Some bacteria have evolved enzymes that exhibit high specificity and selectivity for particular molecules. For instance, Pseudomonas putida contains the nicA2 gene, which encodes a nicotine oxidase that specifically reacts to nicotine. This suggests that bacteria could serve as valuable resources in the search for novel oxidases to cortisol and other hormones of related structure playing relevant roles in humans. Accordingly, we have observed that the bacterium Stenotrophomonas acidaminiphila isolated from a wastewater can use hydrocortisone (HCRT) as a single carbon source, indicating that S. acidaminiphila likely codes for an enzyme that binds HCRT specifically for its utilization.
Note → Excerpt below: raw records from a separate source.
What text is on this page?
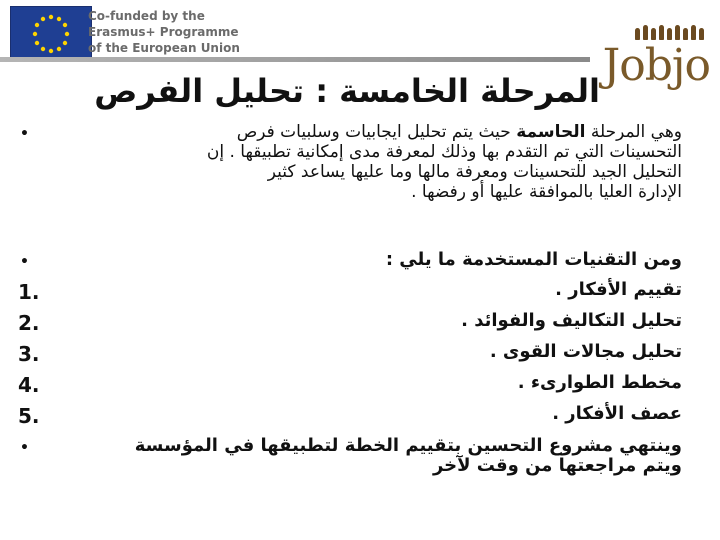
Co-funded by the
Erasmus+ Programme
of the European Union	Jobjo
المرحلة الخامسة : تحليل الفرص
•	وهي المرحلة الحاسمة حيث يتم تحليل ايجابيات وسلبيات فرص
التحسينات التي تم التقدم بها وذلك لمعرفة مدى إمكانية تطبيقها . إن
التحليل الجيد للتحسينات ومعرفة مالها وما عليها يساعد كثير
الإدارة العليا بالموافقة عليها أو رفضها .
•	ومن التقنيات المستخدمة ما يلي :
1.	تقييم الأفكار .
2.	تحليل التكاليف والفوائد .
3.	تحليل مجالات القوى .
4.	مخطط الطوارىء .
5.	عصف الأفكار .
•	وينتهي مشروع التحسين بتقييم الخطة لتطبيقها في المؤسسة
ويتم مراجعتها من وقت لآخر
In our lab, we built and utilized a reporter system that generates fluorescence via the hydrogen peroxide produced by enzymes with oxidase activity upon the addition of substrates of interest. This system, combined with a high-throughput screening of fluorescent cells was successfully deployed to identify the nicotine oxidase nicA2 gene from a genomic DNA library of P. putida. Therefore, it is plausible to follow this approach to identify putative hydrocortisone specific genes in S. acidaminiphila or other hydrocortisone utilizing bacteria.
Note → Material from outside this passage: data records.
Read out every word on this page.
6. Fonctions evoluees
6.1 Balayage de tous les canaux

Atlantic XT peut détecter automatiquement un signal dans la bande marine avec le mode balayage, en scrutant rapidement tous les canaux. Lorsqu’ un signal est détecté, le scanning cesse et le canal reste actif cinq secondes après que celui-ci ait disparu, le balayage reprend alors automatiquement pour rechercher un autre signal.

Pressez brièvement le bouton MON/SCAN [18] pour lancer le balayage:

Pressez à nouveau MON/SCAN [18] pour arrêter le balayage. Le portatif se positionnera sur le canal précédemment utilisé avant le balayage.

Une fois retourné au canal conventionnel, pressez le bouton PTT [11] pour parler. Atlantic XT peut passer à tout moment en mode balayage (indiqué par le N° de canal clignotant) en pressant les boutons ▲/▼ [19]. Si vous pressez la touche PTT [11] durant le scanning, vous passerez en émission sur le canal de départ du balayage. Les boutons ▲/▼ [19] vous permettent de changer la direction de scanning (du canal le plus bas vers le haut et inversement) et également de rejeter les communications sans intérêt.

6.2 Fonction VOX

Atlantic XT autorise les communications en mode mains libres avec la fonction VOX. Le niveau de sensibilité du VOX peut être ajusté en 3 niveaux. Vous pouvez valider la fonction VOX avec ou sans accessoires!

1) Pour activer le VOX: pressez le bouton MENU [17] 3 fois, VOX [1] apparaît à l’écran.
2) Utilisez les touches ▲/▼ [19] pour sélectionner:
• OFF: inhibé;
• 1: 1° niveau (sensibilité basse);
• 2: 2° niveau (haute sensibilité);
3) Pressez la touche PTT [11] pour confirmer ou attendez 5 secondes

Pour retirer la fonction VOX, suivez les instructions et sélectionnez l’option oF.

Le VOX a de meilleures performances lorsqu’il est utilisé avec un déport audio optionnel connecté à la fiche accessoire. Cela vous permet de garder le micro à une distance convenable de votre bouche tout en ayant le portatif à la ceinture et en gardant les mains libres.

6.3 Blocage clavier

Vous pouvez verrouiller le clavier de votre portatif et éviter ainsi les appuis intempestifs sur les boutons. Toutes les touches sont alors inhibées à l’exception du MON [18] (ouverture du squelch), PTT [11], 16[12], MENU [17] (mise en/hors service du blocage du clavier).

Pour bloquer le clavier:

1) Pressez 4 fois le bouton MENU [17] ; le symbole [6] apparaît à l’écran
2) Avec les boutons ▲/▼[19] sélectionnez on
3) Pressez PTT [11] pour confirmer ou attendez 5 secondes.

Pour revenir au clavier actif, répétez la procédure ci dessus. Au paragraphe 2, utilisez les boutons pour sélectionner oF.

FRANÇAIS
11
In the present work I describe the optimization of the functional assay to identify genes coding for hydrocortisone oxidases, from validation of gene enrichment of well-known nicotine oxidase through several rounds of genomic screening, to the test of different HCRT and fluorogenic substrate amplex ultra red (AUR) concentrations, as well as incubation time to identify the assay conditions that maximize the fluorescence of a positive control towards HCRT. Assay conditions found allow between 101 and 102 fold more fluorescence of the positive control than a pooled DNA library of four bacterial genomes. This is the highest fluorescence ever recorded for a positive control to HCRT ever recorded with our assay, increasing chances of finding novel genes responsive to HCRT.